Exmouth wing-walker Caroline, 70, raises £1,200 for RD&E intensive care unit
PUBLISHED: 12:39 29 July 2017 | UPDATED: 12:39 29 July 2017
Caroline Burns, 70, completed a wing walk sponsored challenge to boost the hospital’s unit after they cared for her husband Bob.
A ‘self confessed’ adrenaline junkie from Exmouth has completed a charity wing walk challenge to boost the care unit that saved her husband’s life.
Caroline Burns, 70, has raised more than £1,200 for the Royal Devon and Exeter’s intensive care unit who cared for her spouse Bob last autumn.
Bob was diagnosed with bladder cancer and had a length stay in the ICU to recuperate from a series of surgeries.

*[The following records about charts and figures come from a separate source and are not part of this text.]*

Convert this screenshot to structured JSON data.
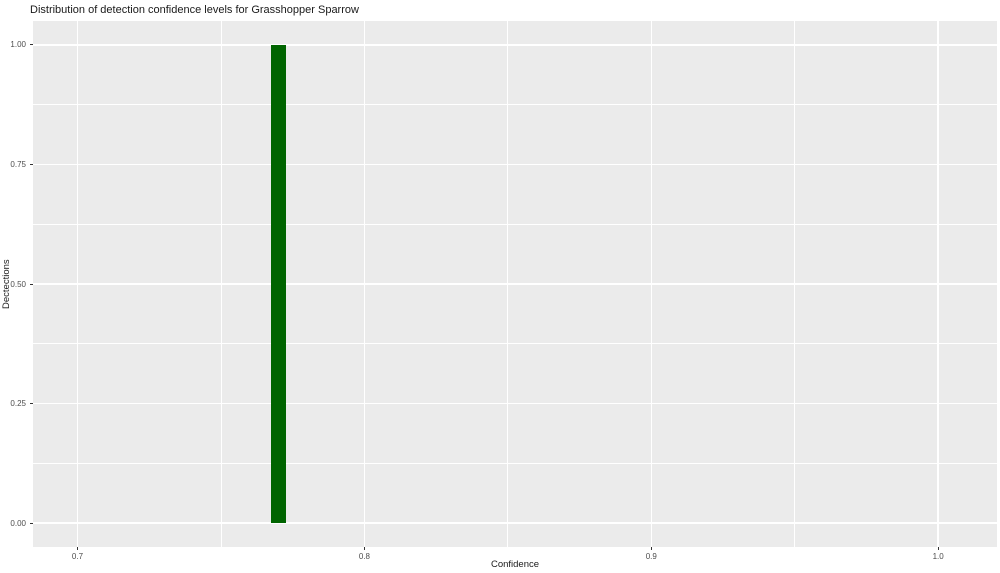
{
  "chart_data": {
    "type": "bar",
    "title": "Distribution of detection confidence levels for Grasshopper Sparrow",
    "xlabel": "Confidence",
    "ylabel": "Dectections",
    "bars": [
      {
        "x_center": 0.77,
        "x_width": 0.0052,
        "value": 1.0
      }
    ],
    "x_axis": {
      "tick_labels": [
        "0.7",
        "0.8",
        "0.9",
        "1.0"
      ],
      "tick_values": [
        0.7,
        0.8,
        0.9,
        1.0
      ],
      "minor_values": [
        0.75,
        0.85,
        0.95
      ],
      "range": [
        0.6845,
        1.0205
      ]
    },
    "y_axis": {
      "tick_labels": [
        "0.00",
        "0.25",
        "0.50",
        "0.75",
        "1.00"
      ],
      "tick_values": [
        0.0,
        0.25,
        0.5,
        0.75,
        1.0
      ],
      "minor_values": [
        0.125,
        0.375,
        0.625,
        0.875
      ],
      "range": [
        -0.05,
        1.05
      ]
    },
    "legend": "none",
    "grid": "major-and-minor",
    "colors": {
      "bar_fill": "#006400",
      "panel_background": "#EBEBEB",
      "gridline": "#FFFFFF",
      "tick_text": "#4D4D4D",
      "tick_mark": "#333333",
      "title_text": "#1A1A1A"
    }
  }
}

Caroline said: “The staff there were tremendous all the way through, not just with the medical side of things, but they looked after me as well, so I wanted to give something back.
“When Bob was in intensive care I said to sister, I’m thinking of doing a wing walk for the unit. I felt I had to do something to say thank you for saving my husband’s life. No words can say how grateful we are to them.
Caroline took the skies back in May at the Chiltern Park Aerodrome in Oxford adding to her growing list of challenges including a zip-wire ride, a tandem parachute jump and spitefire flight.
The 70-year-old said: “I wasn’t nervous at all. The wing walk was absolutely fantastic. I would have done it again if they’d let me stay up there.”
The couple returned to the hospital to present a cheque for the intensive care unit trust fund.
Bob said: “It was quite emotional going back, which I didn’t expect at all. But when you meet the people who have saved your life it’s bound to affect you a bit! It’s impossible to put into words how good they were to me, so this is just one big thank you to everyone at the RD&E who helped me, from the minute I arrived there to the day I left. And if they can use our donation to help save someone else and get them out the door as well then that is a very good thing.”
ICU Sister Bobbi Preston, one of the team who care for Bob during his stay, added: “It was wonderful to see Bob looking so well, it is one the best part of our job when patients come back to let us know how they are doing.”